Reúso de água no processamento de jeans na indústria têxtil

This study aims to assess the potential for industrial reuse of textile wastewater, after passing through a physical and chemical pretreatment, into denim washing wet processing operations in an industrial textile laundry, with no need for complementary treatments and dilutions. The methodology and evaluation of the proposed tests were based on the production techniques used in the company and upgraded for the experiments tested. The characterization of the treated effluent for 16 selected parameters and the development of a monitoring able to tailor the treated effluent for final disposal in accordance with current legislation was essential for the initiation of testing for reuse. The parameters color, turbidity, SS and pH used were satisfactory as control variables and presents simple determination methods. The denim quality variables considered were: color, odor, appearance and soft handle. The tests were started on a pilot scale following complexity factors attributed to the processes, in denim fabric and jeans, which demonstrated the possibility of reuse, because there was no interference in the processes and at quality of the tested product.

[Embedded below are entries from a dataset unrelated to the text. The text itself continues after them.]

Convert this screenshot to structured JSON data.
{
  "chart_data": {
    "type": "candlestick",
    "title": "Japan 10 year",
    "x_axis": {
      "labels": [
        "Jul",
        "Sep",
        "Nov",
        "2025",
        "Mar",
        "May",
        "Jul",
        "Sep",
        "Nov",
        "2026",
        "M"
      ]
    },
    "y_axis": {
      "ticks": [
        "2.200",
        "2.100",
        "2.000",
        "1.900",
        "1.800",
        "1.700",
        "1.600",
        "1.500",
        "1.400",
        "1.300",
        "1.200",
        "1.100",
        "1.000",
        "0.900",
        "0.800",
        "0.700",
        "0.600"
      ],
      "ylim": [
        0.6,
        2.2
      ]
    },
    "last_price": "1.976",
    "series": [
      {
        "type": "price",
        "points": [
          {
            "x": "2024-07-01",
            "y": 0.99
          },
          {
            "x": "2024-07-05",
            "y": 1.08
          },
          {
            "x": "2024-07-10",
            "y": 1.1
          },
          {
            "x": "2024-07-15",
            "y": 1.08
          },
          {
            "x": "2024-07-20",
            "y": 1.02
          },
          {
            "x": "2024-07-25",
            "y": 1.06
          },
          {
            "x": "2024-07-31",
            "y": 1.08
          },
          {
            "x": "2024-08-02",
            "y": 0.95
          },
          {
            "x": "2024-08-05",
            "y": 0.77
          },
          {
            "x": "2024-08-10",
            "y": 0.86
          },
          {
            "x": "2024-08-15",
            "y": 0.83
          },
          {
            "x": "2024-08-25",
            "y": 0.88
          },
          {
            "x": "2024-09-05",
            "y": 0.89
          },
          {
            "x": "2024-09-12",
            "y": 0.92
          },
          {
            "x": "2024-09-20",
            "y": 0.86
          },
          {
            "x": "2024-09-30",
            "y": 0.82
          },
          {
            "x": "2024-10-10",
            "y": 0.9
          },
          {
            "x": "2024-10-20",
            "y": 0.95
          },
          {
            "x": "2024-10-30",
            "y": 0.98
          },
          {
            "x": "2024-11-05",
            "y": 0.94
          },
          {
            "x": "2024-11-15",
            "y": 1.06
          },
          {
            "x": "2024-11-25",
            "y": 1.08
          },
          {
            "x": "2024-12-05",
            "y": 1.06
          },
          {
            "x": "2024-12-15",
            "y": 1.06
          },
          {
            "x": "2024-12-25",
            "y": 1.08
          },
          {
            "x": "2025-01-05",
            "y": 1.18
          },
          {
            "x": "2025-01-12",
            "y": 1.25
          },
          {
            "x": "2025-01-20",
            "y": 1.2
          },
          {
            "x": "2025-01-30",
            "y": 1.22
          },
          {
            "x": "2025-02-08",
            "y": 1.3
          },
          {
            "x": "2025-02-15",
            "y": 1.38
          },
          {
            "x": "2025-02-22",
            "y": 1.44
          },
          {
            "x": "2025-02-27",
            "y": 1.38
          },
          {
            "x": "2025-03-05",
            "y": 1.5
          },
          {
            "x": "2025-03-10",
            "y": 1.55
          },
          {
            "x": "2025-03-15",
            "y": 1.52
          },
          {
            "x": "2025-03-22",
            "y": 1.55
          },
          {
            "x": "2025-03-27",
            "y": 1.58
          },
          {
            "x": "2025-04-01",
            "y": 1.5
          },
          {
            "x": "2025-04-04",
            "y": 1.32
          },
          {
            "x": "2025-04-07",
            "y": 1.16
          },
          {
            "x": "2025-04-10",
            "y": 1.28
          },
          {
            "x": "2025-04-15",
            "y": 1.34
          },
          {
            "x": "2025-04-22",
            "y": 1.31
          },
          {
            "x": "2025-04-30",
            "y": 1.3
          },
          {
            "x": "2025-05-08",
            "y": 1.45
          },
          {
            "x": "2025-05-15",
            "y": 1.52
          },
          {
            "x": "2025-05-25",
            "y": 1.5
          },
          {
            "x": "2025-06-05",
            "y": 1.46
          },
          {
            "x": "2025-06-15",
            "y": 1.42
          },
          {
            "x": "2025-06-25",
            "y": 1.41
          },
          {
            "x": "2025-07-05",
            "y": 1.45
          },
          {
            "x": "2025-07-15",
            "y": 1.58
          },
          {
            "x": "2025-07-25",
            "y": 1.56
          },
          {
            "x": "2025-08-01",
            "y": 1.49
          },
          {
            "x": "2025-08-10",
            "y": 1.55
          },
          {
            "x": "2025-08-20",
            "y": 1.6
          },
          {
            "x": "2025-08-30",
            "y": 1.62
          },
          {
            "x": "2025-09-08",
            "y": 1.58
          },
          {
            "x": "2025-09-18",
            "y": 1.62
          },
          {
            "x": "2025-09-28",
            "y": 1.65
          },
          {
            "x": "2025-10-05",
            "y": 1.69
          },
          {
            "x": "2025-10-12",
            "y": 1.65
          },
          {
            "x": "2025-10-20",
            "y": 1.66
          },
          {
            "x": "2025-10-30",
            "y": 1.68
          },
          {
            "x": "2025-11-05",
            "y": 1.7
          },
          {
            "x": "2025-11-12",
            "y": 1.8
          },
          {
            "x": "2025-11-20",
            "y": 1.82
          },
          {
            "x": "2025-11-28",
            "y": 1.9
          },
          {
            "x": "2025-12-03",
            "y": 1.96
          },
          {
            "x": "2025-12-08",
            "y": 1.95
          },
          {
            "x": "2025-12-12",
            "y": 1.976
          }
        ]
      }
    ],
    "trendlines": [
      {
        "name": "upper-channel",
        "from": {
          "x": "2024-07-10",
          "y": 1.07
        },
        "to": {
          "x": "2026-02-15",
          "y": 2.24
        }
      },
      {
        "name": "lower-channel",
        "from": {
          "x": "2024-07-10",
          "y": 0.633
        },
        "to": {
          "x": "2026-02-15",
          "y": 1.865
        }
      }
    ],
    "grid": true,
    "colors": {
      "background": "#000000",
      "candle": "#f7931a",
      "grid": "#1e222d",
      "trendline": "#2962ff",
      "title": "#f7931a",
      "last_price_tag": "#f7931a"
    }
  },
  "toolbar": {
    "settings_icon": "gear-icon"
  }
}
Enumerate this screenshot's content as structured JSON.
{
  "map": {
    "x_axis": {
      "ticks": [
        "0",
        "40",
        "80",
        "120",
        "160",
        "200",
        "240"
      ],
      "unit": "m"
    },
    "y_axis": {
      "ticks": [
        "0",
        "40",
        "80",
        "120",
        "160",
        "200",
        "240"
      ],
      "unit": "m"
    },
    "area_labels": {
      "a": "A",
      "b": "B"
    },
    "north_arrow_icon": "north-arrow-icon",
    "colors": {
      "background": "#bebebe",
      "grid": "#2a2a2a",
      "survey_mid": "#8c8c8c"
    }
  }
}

Industrial scale tests were initiated by a step control that confirmed the methodology efficiency applied to identify the possibility of reuse by tests that precede each recipe to be processed. 556 replicates were performed in production scale for 47 different recipes of denim washing. The percentage of water reuse was 100% for all processes and repetitions performed after the initial adjustment testing phase. All the jeans were framed with the highest quality for internal control and marketed, being accepted by contractors. The full-scale use of treated wastewater, supported by monitoring and evaluation and control methodology suggested in this study, proved to be valid in textile production, not given any negative impact to the quality the produced jeans under the presented conditions. It is believed that this methodology can be extrapolated to other laundries to determine the possibility of reuse in denim washing wet processing with the necessary modifications to each company.